Revenue rose 1.4 percent from last year to $37.4 billion, but below the $38.4 billion that analysts expected.
GM raised prices for its vehicles, which boosted operating profits by $1.8 billion. The bulk of the increase was in North America, thanks to higher sales of more lucrative versions of its redesigned Chevrolet Silverado and GMC Sierra full-size pickup trucks.
Stevens said the average transaction price for the trucks rose about $5,000 in the quarter from a year ago, and overall prices were up about $2,000 per vehicle.
Citi's Michaeli said North American results were solid, profit margins in China rebounded from the fourth quarter and the performance in Europe improved.

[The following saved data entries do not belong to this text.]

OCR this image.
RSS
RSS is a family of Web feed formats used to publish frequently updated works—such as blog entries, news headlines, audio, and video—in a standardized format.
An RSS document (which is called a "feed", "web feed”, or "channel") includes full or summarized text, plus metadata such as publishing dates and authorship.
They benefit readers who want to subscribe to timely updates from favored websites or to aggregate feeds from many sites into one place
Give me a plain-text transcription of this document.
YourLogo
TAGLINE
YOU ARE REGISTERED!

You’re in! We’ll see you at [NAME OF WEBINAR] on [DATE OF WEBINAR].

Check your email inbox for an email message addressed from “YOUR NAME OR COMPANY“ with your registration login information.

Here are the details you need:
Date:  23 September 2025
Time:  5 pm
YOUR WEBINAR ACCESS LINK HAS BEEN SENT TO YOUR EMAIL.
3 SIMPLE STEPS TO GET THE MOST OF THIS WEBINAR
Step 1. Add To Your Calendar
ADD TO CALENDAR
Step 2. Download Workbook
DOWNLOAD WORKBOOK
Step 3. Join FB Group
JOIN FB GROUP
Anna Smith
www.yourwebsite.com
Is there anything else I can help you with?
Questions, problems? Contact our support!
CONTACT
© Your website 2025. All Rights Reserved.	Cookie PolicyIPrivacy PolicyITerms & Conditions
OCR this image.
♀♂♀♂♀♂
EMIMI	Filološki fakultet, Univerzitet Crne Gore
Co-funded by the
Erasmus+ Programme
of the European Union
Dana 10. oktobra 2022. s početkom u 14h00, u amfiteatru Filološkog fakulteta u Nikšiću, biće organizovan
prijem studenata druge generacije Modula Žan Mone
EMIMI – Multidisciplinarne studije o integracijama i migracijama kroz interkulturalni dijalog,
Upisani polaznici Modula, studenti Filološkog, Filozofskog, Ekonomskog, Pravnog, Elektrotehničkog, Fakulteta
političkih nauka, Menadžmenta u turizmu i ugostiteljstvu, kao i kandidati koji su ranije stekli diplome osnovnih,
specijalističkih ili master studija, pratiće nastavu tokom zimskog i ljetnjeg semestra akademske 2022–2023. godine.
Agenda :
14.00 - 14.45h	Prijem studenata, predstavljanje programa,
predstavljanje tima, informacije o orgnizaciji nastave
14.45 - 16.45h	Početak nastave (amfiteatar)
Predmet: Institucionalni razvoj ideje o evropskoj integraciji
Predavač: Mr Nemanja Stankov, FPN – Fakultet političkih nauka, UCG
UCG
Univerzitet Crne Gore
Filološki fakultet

GM's operating profit in North America fell 61 percent to $557 million due to the costs associated with the defective switches and other recalls. Profit at its international operations, including China, fell 47 percent to $252 million.
The loss in Europe widened to $284 million from $152 million last year, but the quarter included $200 million in restructuring costs already outlined by the company. CFO Stevens said the company was "seeing real progress in Europe." It has said financial results would return to breakeven by mid-decade.
The loss in South America grew to $156 million from $38 million last year.
Of the $1.3 billion to cover the various recalls in the first quarter, GM said about $700 million was related to the defective ignition switches, including $300 million to cover the cost of courtesy cars for owners who do not want to drive the cars affected by the recall switch.
GM said multiple shifts were working at Delphi Automotive Plc plant in Mexico, where replacement parts for the switch recall are being made. A second line will likely begin production in June, with a third line to begin later in the summer. It said it would have enough parts by October to repair most of the affected cars, a spokesman said.
Shares in GM rose 3 percent, or $1, to $35.38 on the New York Stock Exchange.